Нож поблескивает в свете факелов.
— Не думай, что я хочу тебе зла, дитя. — Маг вздыхает, — воспринимай это как дар; маленькое, незначительное препятствие на пути к бесконечному будущему… и твой голос, это роскошное слияние невинности и боли, восторга и проникновенной грусти… теперь он останется таким навсегда. Возьми с собой песню в дорогу… путь будет длинным… и песня тебе пригодится… смягчать суровые сердца царей, трогать людские души до слез… чтобы смертные не заподозрили страшную правду о том, во что ты превратишься… и к тому же яички мальчика-девственника — очень сильный магический ингредиент…
Мальчик его не слышит. Один из слуг — тот, который задрал его тунику — ловко проводит ножом по его гениталиям.

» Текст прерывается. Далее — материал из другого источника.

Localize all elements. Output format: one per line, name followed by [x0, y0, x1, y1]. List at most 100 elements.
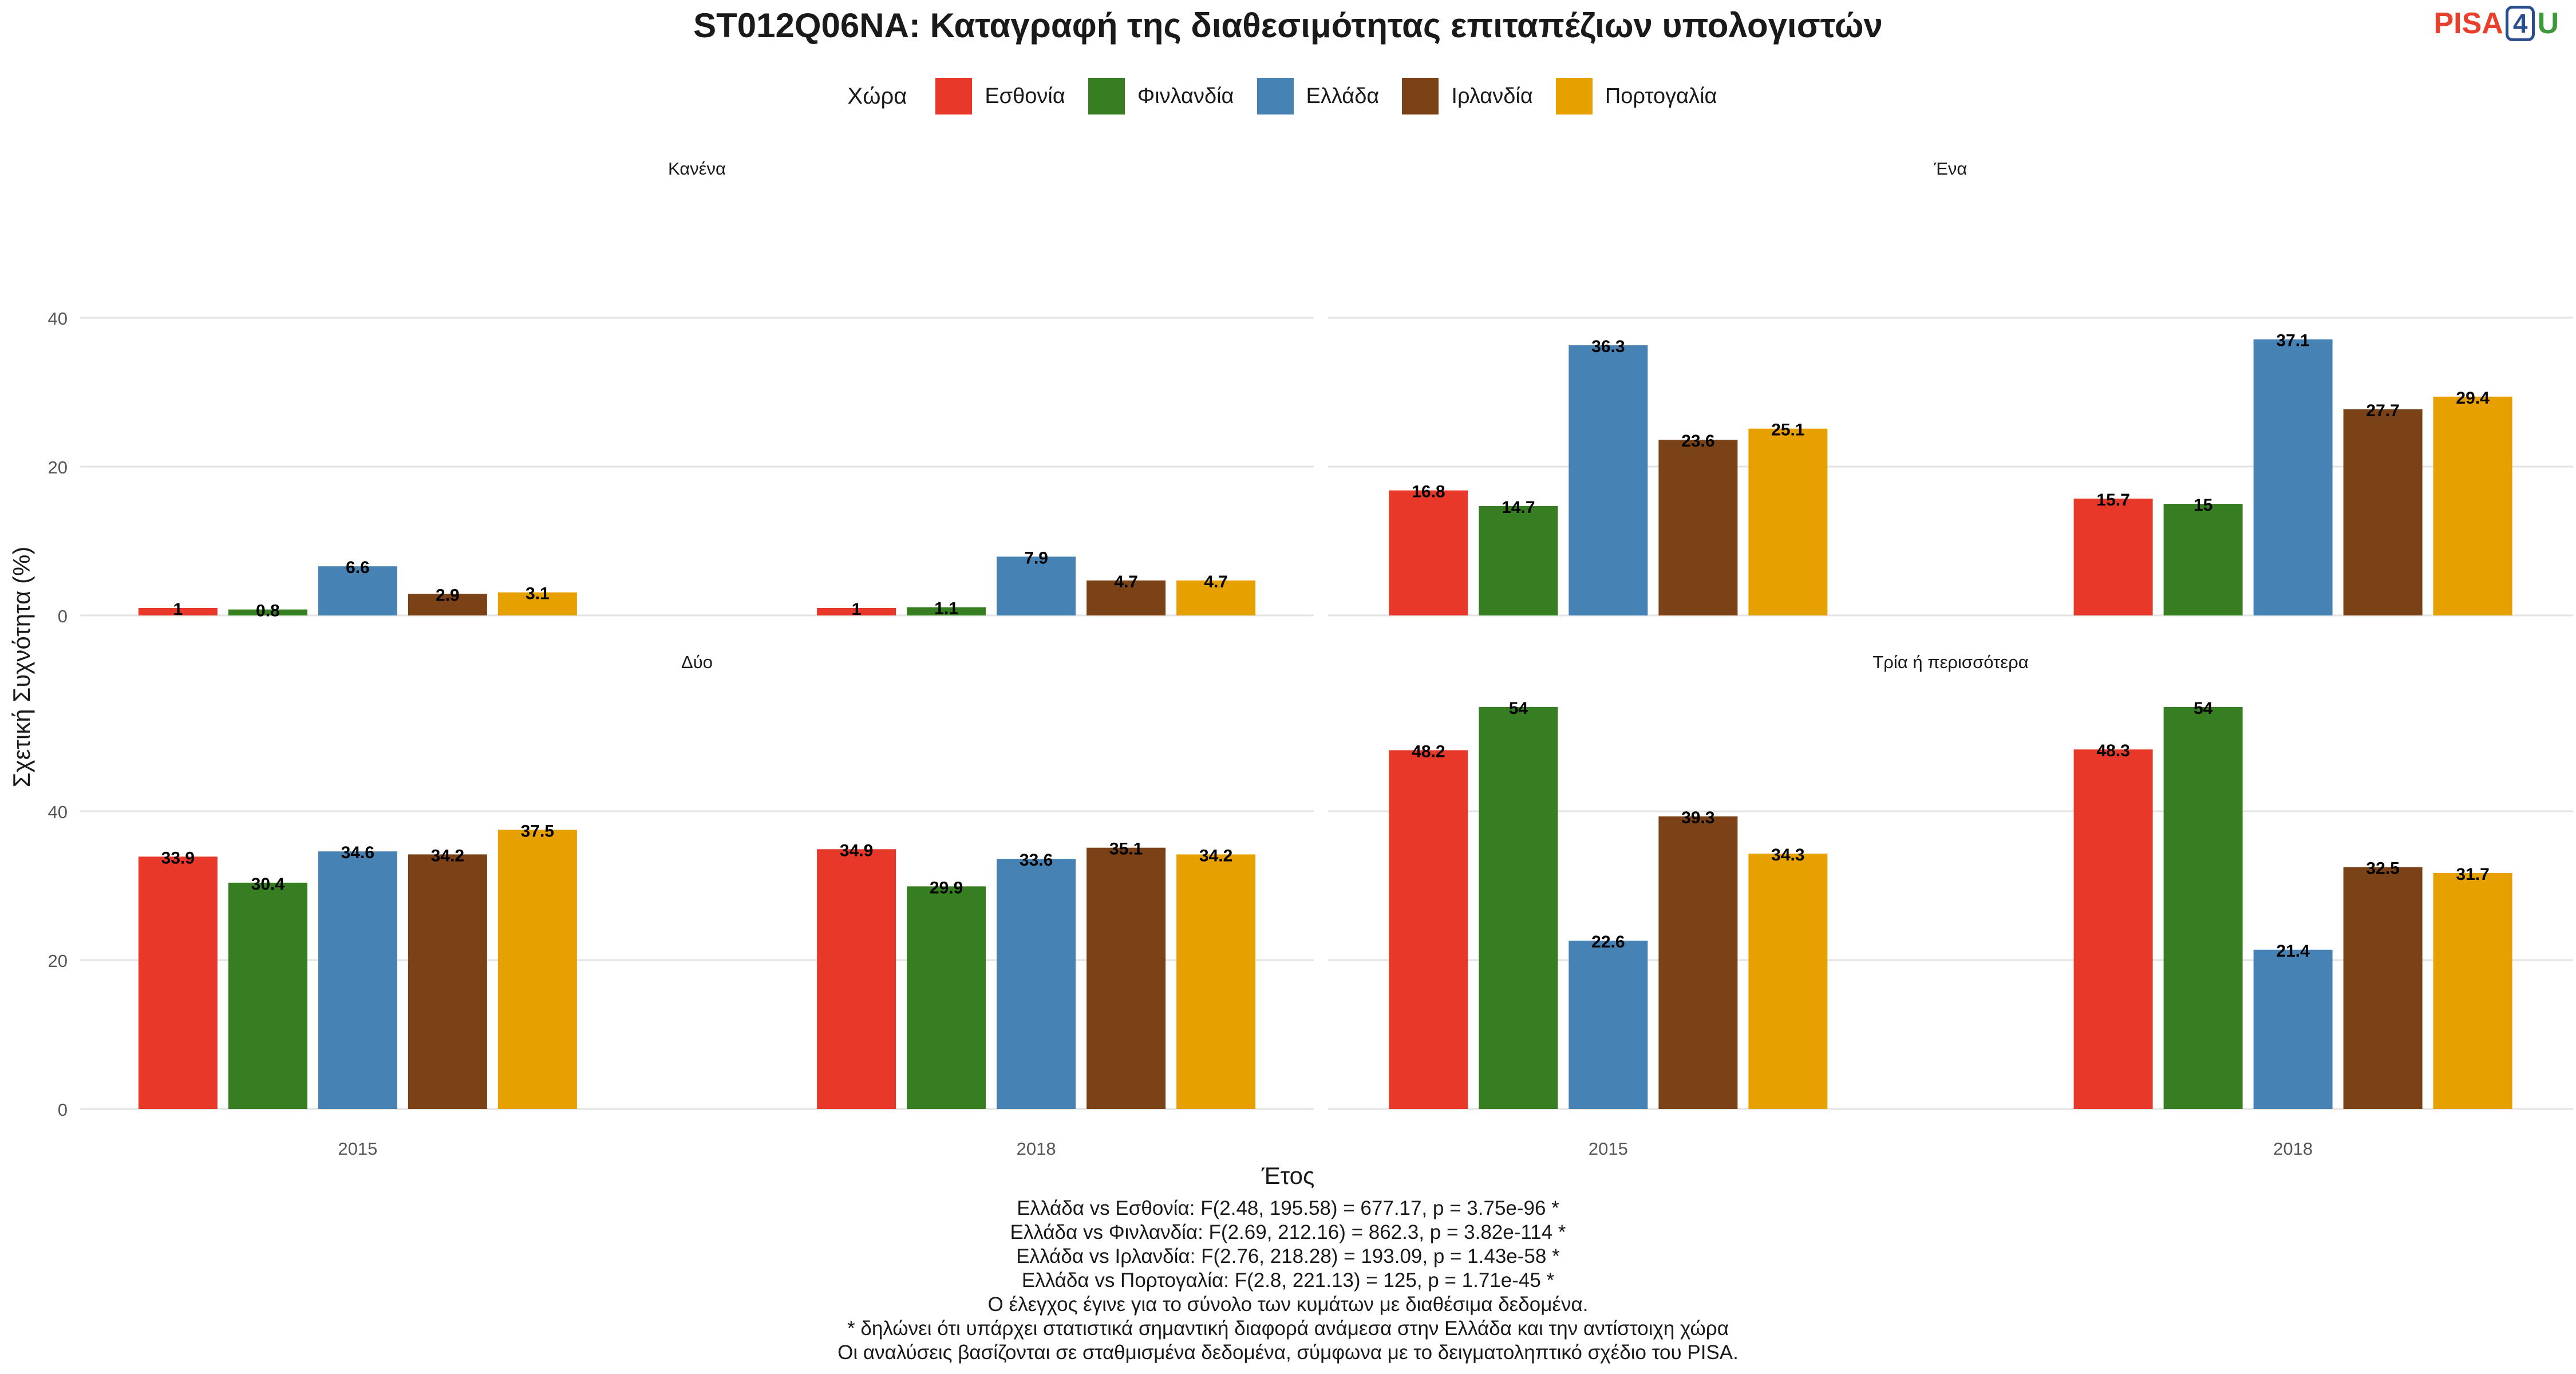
data-label: 4.7	[1114, 572, 1138, 591]
bar-Ένα-2018-3	[2343, 409, 2423, 615]
data-label: 34.6	[341, 843, 374, 862]
logo-pisa-text: PISA	[2433, 7, 2503, 40]
bar-Κανένα-2015-1	[228, 609, 307, 615]
bar-Ένα-2015-2	[1568, 345, 1648, 615]
legend: Χώρα Εσθονία Φινλανδία Ελλάδα Ιρλανδία Π…	[0, 78, 2576, 114]
bar-Δύο-2018-3	[1086, 847, 1166, 1109]
legend-title: Χώρα	[847, 83, 907, 109]
bar-Δύο-2015-0	[138, 856, 218, 1109]
footnote-line: Ελλάδα vs Πορτογαλία: F(2.8, 221.13) = 1…	[1021, 1269, 1555, 1292]
data-label: 27.7	[2366, 401, 2399, 420]
chart-title: ST012Q06NA: Καταγραφή της διαθεσιμότητας…	[693, 6, 1883, 45]
bar-Κανένα-2018-3	[1086, 580, 1166, 615]
data-label: 37.1	[2276, 331, 2309, 350]
bar-Τρία-ή-περισσότερα-2015-4	[1748, 854, 1828, 1109]
logo-four-text: 4	[2505, 6, 2535, 41]
data-label: 29.9	[930, 878, 963, 897]
data-label: 34.3	[1771, 846, 1804, 864]
bar-Δύο-2015-3	[408, 854, 487, 1109]
data-label: 31.7	[2456, 865, 2489, 884]
data-label: 34.9	[840, 841, 873, 860]
y-tick-label: 0	[58, 606, 68, 626]
data-label: 30.4	[251, 875, 285, 894]
data-label: 54	[2194, 699, 2213, 718]
legend-label-estonia: Εσθονία	[985, 84, 1065, 108]
footnote-line: Ελλάδα vs Ιρλανδία: F(2.76, 218.28) = 19…	[1016, 1245, 1560, 1268]
legend-item-estonia: Εσθονία	[935, 78, 1065, 114]
bar-Τρία-ή-περισσότερα-2018-4	[2433, 872, 2512, 1109]
bar-Ένα-2018-4	[2433, 396, 2512, 615]
bar-Κανένα-2015-2	[318, 566, 397, 615]
bar-Κανένα-2018-4	[1176, 580, 1256, 615]
data-label: 39.3	[1681, 808, 1714, 827]
x-tick-label: 2018	[1017, 1139, 1056, 1159]
x-tick-label: 2018	[2273, 1139, 2313, 1159]
bar-Τρία-ή-περισσότερα-2018-3	[2343, 867, 2423, 1109]
legend-swatch-greece	[1257, 78, 1294, 114]
bar-Δύο-2015-2	[318, 851, 397, 1109]
bar-Τρία-ή-περισσότερα-2015-0	[1389, 750, 1468, 1109]
bar-Κανένα-2015-4	[497, 592, 577, 615]
bar-Ένα-2015-1	[1479, 506, 1558, 615]
data-label: 3.1	[526, 585, 550, 603]
bar-Ένα-2018-0	[2073, 498, 2153, 615]
data-label: 48.2	[1412, 742, 1445, 761]
bar-Δύο-2018-0	[817, 849, 896, 1109]
x-axis-title: Έτος	[1261, 1162, 1315, 1189]
bar-Κανένα-2018-2	[997, 556, 1076, 615]
bar-Τρία-ή-περισσότερα-2015-2	[1568, 941, 1648, 1109]
data-label: 6.6	[346, 558, 370, 577]
bar-Κανένα-2018-0	[817, 608, 896, 615]
data-label: 29.4	[2456, 389, 2490, 408]
footnotes: Ελλάδα vs Εσθονία: F(2.48, 195.58) = 677…	[0, 1197, 2576, 1365]
data-label: 48.3	[2096, 741, 2129, 760]
footnote-line: * δηλώνει ότι υπάρχει στατιστικά σημαντι…	[847, 1317, 1729, 1340]
data-label: 1	[173, 600, 183, 619]
legend-item-portugal: Πορτογαλία	[1555, 78, 1717, 114]
data-label: 1.1	[934, 599, 958, 618]
bar-Ένα-2015-4	[1748, 428, 1828, 615]
data-label: 37.5	[521, 822, 554, 841]
facet-title: Τρία ή περισσότερα	[1872, 652, 2028, 672]
data-label: 0.8	[256, 602, 280, 621]
legend-item-ireland: Ιρλανδία	[1402, 78, 1533, 114]
data-label: 36.3	[1591, 337, 1625, 356]
legend-label-portugal: Πορτογαλία	[1605, 84, 1717, 108]
bar-Τρία-ή-περισσότερα-2015-3	[1658, 816, 1738, 1109]
y-axis-title: Σχετική Συχνότητα (%)	[8, 547, 35, 788]
logo-u-text: U	[2537, 7, 2559, 40]
bar-Τρία-ή-περισσότερα-2018-0	[2073, 749, 2153, 1109]
data-label: 34.2	[1199, 846, 1232, 865]
bar-Ένα-2018-1	[2163, 504, 2243, 615]
footnote-line: Ελλάδα vs Εσθονία: F(2.48, 195.58) = 677…	[1017, 1197, 1559, 1219]
data-label: 32.5	[2366, 859, 2399, 878]
bar-Τρία-ή-περισσότερα-2018-2	[2253, 949, 2333, 1109]
data-label: 25.1	[1771, 421, 1804, 440]
legend-label-finland: Φινλανδία	[1137, 84, 1234, 108]
bar-Δύο-2018-1	[907, 886, 986, 1109]
data-label: 23.6	[1681, 432, 1714, 451]
bar-Ένα-2015-3	[1658, 440, 1738, 615]
data-label: 15	[2194, 496, 2212, 515]
legend-label-greece: Ελλάδα	[1306, 84, 1380, 108]
y-tick-label: 40	[48, 802, 68, 822]
bar-Ένα-2018-2	[2253, 339, 2333, 615]
bar-Κανένα-2015-3	[408, 594, 487, 615]
y-tick-label: 20	[48, 951, 68, 971]
bar-Δύο-2018-2	[997, 859, 1076, 1109]
y-tick-label: 20	[48, 457, 68, 477]
bar-Ένα-2015-0	[1389, 490, 1468, 615]
data-label: 1	[852, 600, 862, 619]
legend-label-ireland: Ιρλανδία	[1451, 84, 1533, 108]
footnote-line: Ο έλεγχος έγινε για το σύνολο των κυμάτω…	[987, 1293, 1589, 1316]
x-tick-label: 2015	[338, 1139, 377, 1159]
bar-Κανένα-2015-0	[138, 608, 218, 615]
data-label: 34.2	[431, 846, 464, 865]
legend-swatch-ireland	[1402, 78, 1439, 114]
bar-Δύο-2015-1	[228, 882, 307, 1109]
facet-title: Δύο	[681, 652, 713, 672]
footnote-line: Ελλάδα vs Φινλανδία: F(2.69, 212.16) = 8…	[1010, 1221, 1566, 1243]
data-label: 7.9	[1024, 548, 1048, 567]
pisa4u-logo: PISA 4 U	[2433, 6, 2559, 41]
data-label: 16.8	[1412, 483, 1445, 502]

Он не может кричать — из-за кляпа во рту. Он ничего не видит — из-за горячих слез.
— Поверь, мальчик, мне жаль, что приходится причинять тебе боль, — говорит Маг печально, хотя мальчик его не слышит. Он чувствует только нож, разрезающий плоть. — Если бы был другой способ, я бы избавил тебя от страданий. Я знаю, что это такое — сочувствие чужой боли. Знаю. Но твоя боль — это тоже необходимая составляющая ритуала. И увы, я не могу даже заплакать над твоей болью. Умозрительно я способен представить, как тебе больно, но какой тебе в этом толк? Я должен скрепить свое сердце и быть жестоким. Потому что так надо.
Весь мир стал одной сплошной болью. В мире нет ничего, кроме боли. Но Карла — луч лунного света — слышит, что говорит Маг:
— Из боли, мальчик, рождается красота, как цветок гиацинт родился из крови убитого Гиацинта [33], смертного, которого любил Бог. — Пауза. А потом: — По-своему, я люблю тебя, мальчик. Насколько это вообще возможно в моем положении. Постарайся понять.
В обычной жизни Карла бы разозлилась от этих слов, но сейчас ей попросту грустно. Она чувствует то же, что чувствует ветер, что чувствует пламя. И хотя его боль пронзает и ее тоже, хотя она делает все, чтобы разделить с ним его боль, она не чувствует ничего — она потеряла способность испытывать боль.